- Promotional poster
- Directed by: Paul Andrew Williams
- Written by: Paul Andrew Williams
- Produced by: Ken Marshall Philip Moross
- Starring: Terence Stamp Gemma Arterton Christopher Eccleston Vanessa Redgrave
- Cinematography: Carlos Catalán
- Edited by: Daniel Farrell
- Music by: Laura Rossi
- Production companies: Steel Mill Pictures Coolmore Productions Egoli Tossell Film Film House Germany
- Distributed by: Entertainment One
- Release dates: 15 September 2012 (TIFF); 22 February 2013 (United Kingdom); 14 March 2013 (Germany);
- Running time: 93 minutes
- Countries: United Kingdom Germany
- Language: English
- Box office: $9.2 million

= Song for Marion =

2012 British-German film by Paul Andrew Williams

Song for Marion is a 2012 British-German comedy-drama film written and directed by Paul Andrew Williams and starring Terence Stamp, Gemma Arterton, Christopher Eccleston and Vanessa Redgrave. The film was released as Unfinished Song in the USA.

The film was nominated for three awards—Best Actor, Best Screenplay, and Best Supporting Actress—at the 2012 British Independent Film Awards.

==Plot==
Arthur Harris is the grumpy husband of Marion, who is terminally ill yet continues to participate with enthusiasm at her local seniors' choir, The OAP'Z. The choirmaster is a young teacher, Elizabeth who is preparing the choir to enter a local musical choir competition called "Shadow Song". Arthur is also estranged from his son, James. Marion's health deteriorates over time until one night when she dies in her sleep. Arthur initially takes this loss severely and cuts himself from his family and the choir. Eventually he agrees to take Marion's place in the choir. The transition proves to be a challenge for Arthur thanks to the unconventional songbook that includes racier songs such as Salt-N-Pepa's "Let's Talk About Sex" and Motörhead's "Ace of Spades". However he grows to enjoy spending time in the choir.

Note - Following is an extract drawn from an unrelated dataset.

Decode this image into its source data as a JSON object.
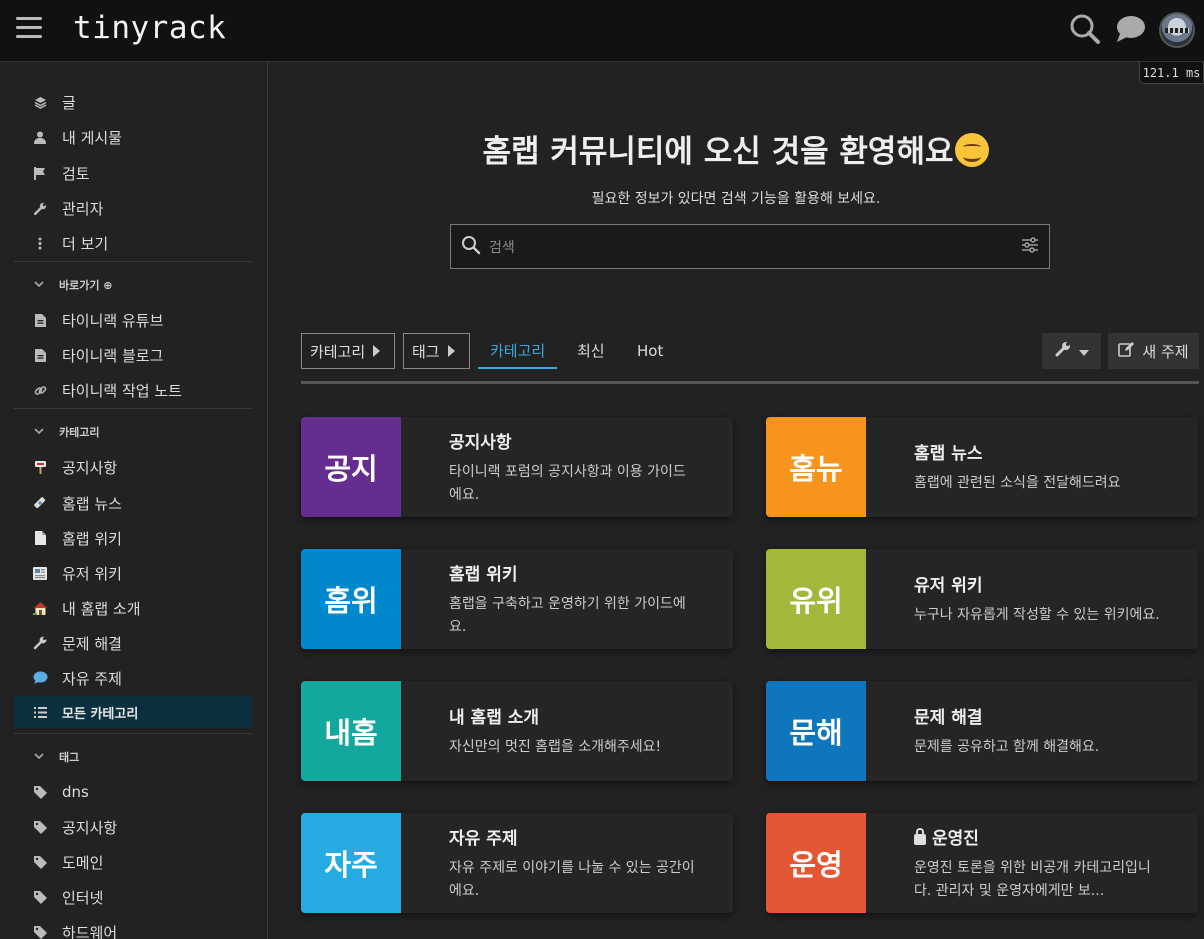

On the eve of the competition, Arthur has an argument with James in a failed attempt to rebuild their relationship and pulls out of the choir. The choir participates in the competition without Arthur. He arrives later but before he can perform with the choir, they are eliminated from the competition by the judges. The choir are on their way to return home in defeat when Arthur stops the bus and storms the musical competition's stage shortly joined by the rest of the choir. They perform again with Arthur singing a solo of "Lullabye (Goodnight, My Angel)". The choir finishes in third place and returns home triumphant. Arthur and his son, James (who watched him perform in the competition) reconnect on the journey home with James leaving an answering phone message confirming this later.

==Soundtrack==
The film is accompanied by a song titled "Unfinished Songs" written by Diane Warren and performed by Celine Dion. The song was included in Dion's 2013 album Loved Me Back to Life but with different vocal and musical arrangements.

The song "Lullabye (Goodnight, My Angel)", performed by the main character in the film, is a Billy Joel song.

The score was composed by Laura Rossi. Lost in the Multiplex's Soundtrek section deemed Rossi's score "lovely", but opined that the OAP'Z songs "aren't particularly funny, they're not that fun to listen to either."

==Reception==
On review aggregator Rotten Tomatoes, the film holds an approval rating of 65% based on 100 reviews, with an average rating of 5.91/10. The website's critics consensus reads: "It's unabashedly sentimental, but thanks to reliably powerful performances from a well-rounded veteran cast, Unfinished Song proves a sweetly compelling character piece." On Metacritic, the film has a weighted average score of 57 out of 100, based on 25 critics, indicating "mixed or average reviews".

==Production==
Although the film is set in London it was primarily shot on location in Newcastle upon Tyne and Durham. Filming took place over some six weeks in July and August 2011, and locations included St Francis Community Centre (next to Freeman Hospital), Newcastle City Hall, Mill Volvo Tyne Theatre, Chester-le-Street Cemetery and Durham Johnston Comprehensive School.